New Mortgage Lending Rules
Since 2008 following the financial crisis the Canadian government has introduced a number of important changes in relation to the housing market. The most recent changes came into effect on October 17, 2016 and relate to new lending rules. Primarily, the aim of these changes is to prevent mortgage defaults by protecting homeowners/ prospective purchasers from taking on too much debt.
This comes in the wake of rising house prices which have instilled a fear that there may be a greater risk of future mortgage defaults in the event of rising interest rates. These lending rule changes are likely to have important implications for homebuyers, specifically foreign purchasers and first time homebuyers who were looking to enter the housing market.
To summarize, there are three main changes that have been introduced: 1) the expansion of a mortgage rate stress test; 2) new reporting rules for financial gains made from the sale of a primary residence; and 3) restrictions on insurance for low-ratio mortgages which comes into effect on November 30, 2016. Each will be discussed in turn.
1) Expansion of the Mortgage Rate Stress Test
Under the previous regime, purchasers who were able to come up with a 20% down payment were not subject to the stress test requirements which applied to high-ratio mortgages. High-ratio mortgages are loans in situations where the purchaser had a minimum of 5% but less than 20% down payment and were thus required to obtain mortgage insurance. Following the new lending changes, a stress test will be applied to ALL new insured mortgages, regardless of the down payment amount.

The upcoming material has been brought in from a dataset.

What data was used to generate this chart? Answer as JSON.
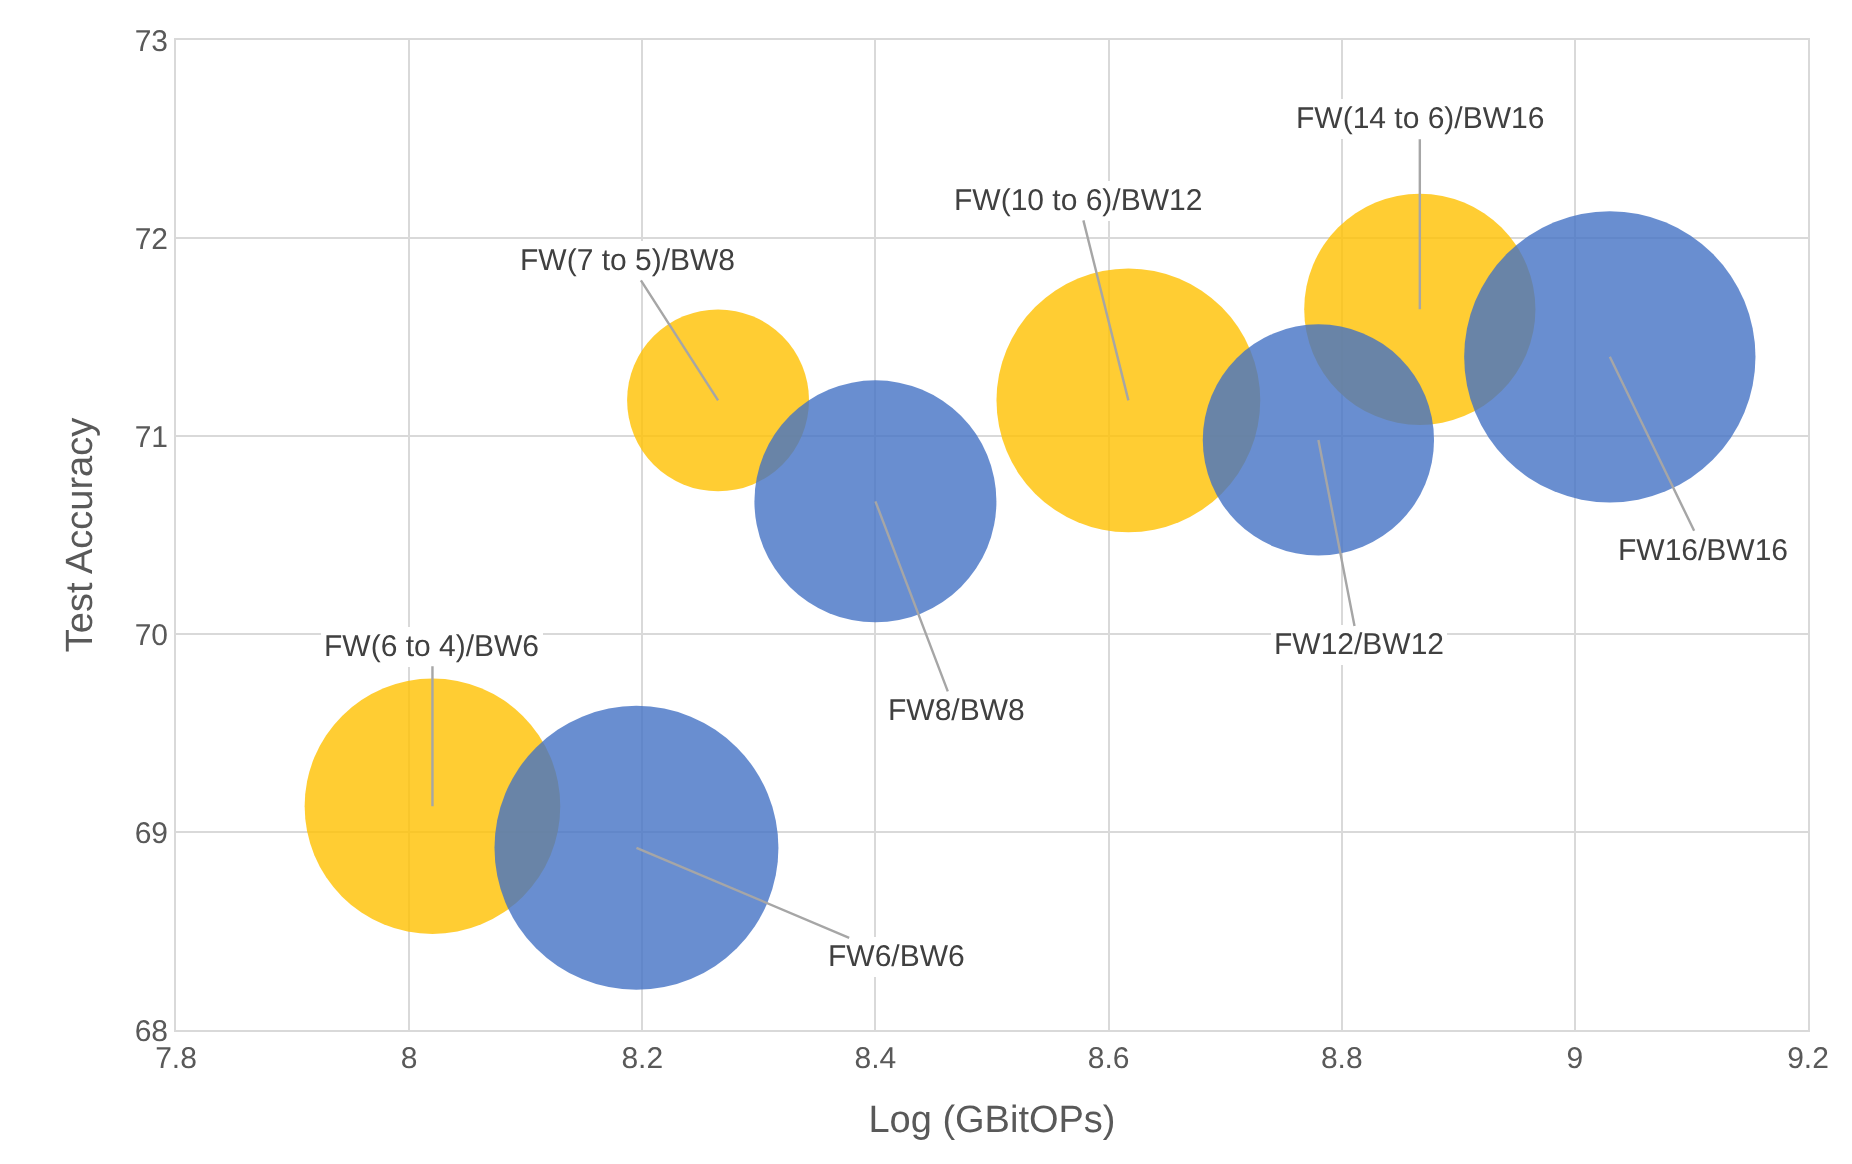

A mortgage rate stress test is aimed at ensuring that borrowers can afford to make loan payments in the event that interest rates on mortgages were to rise to the Bank of Canada’s posted five-year fixed rate, which is currently sitting at 4.64%. This represents a significant increase, as some lenders, such as TD, have a five-year fixed rate of around 2.5%. Generally speaking, the negotiated loan price in the mortgage contract will be lower than the Bank of Canada’s posted rate.
The stress test also takes into account other costs related to home ownership and requires that purchasers not spend more than 39% of their total income on “home-carrying costs”. These costs include things such as mortgage payments, property taxes and heating costs.
The result of requiring a stress test for all new insured mortgages is that purchasers will likely qualify for less money. While some purchasers may qualify for mortgages at the lower posted rates, it may be difficult or near impossible for them to qualify for the higher rates. The implications of this are that purchasers will have to turn their minds towards less expensive property, save up a larger down payment, or potentially wait until the future when their income may increase (particularly in the case of first time homebuyers).
2) Reporting Rules for the Sale of Primary Residences
This change is targeted specifically at foreign purchasers out of a concern that they are falsely claiming the primary residence tax exception when flipping homes in Canada. Under the new rules, any individual who was not a resident in Canada in the year that they acquired the property will not be able to claim the exemption for that year if the property is sold after October 1, 2016.
Furthermore, as of this tax year, all sale proceeds must be reported to the Canada Revenue Agency. Importantly, financial gain from the sale of a primary residence remains tax-free, meaning that this new change largely does not have an impact on Canadian residents aside from the requirement to report the sale. Primarily, this requirement is intended to lessen the likelihood that those who are not entitled to the primary residence tax exemption are receiving it.
3) Restrictions on Insurance for Low-Ratio Mortgages
The last change, which comes into effect on November 30, 2016, is the introduction of new eligibility requirements for newly insured low-ratio government-backed mortgages. Low-ratio mortgages are those where the down payment is equal to 20% or more of the property’s purchase price.
The new restrictions effectively mean that low-ratio mortgages must now meet the eligibility criteria that previously only applied to high-ratio insured mortgages. The new criteria to obtain a government-backed low-ratio insured mortgage require a maximum amortization period of 25 years (down from 35), a property value that is below $1 million, a minimum credit score of 600 and that the property will be occupied by the owner.
Consultation on Lender Risk Sharing
In addition to the above noted changes, the government launched a public consultation process on October 21, 2016, which will consider the implications of modifying the distribution of risk within the housing financing framework. Currently, Canada maintains a system with 100% government-backed mortgage default insurance. The new consultation process will focus on the potential introduction of a lender risk sharing scheme for government-backed insured mortgages which would mean that lenders would retain a certain level of management and exposure to the risk of mortgage defaults. A change of this nature would represent a significant structural change to Canada’s housing finance system.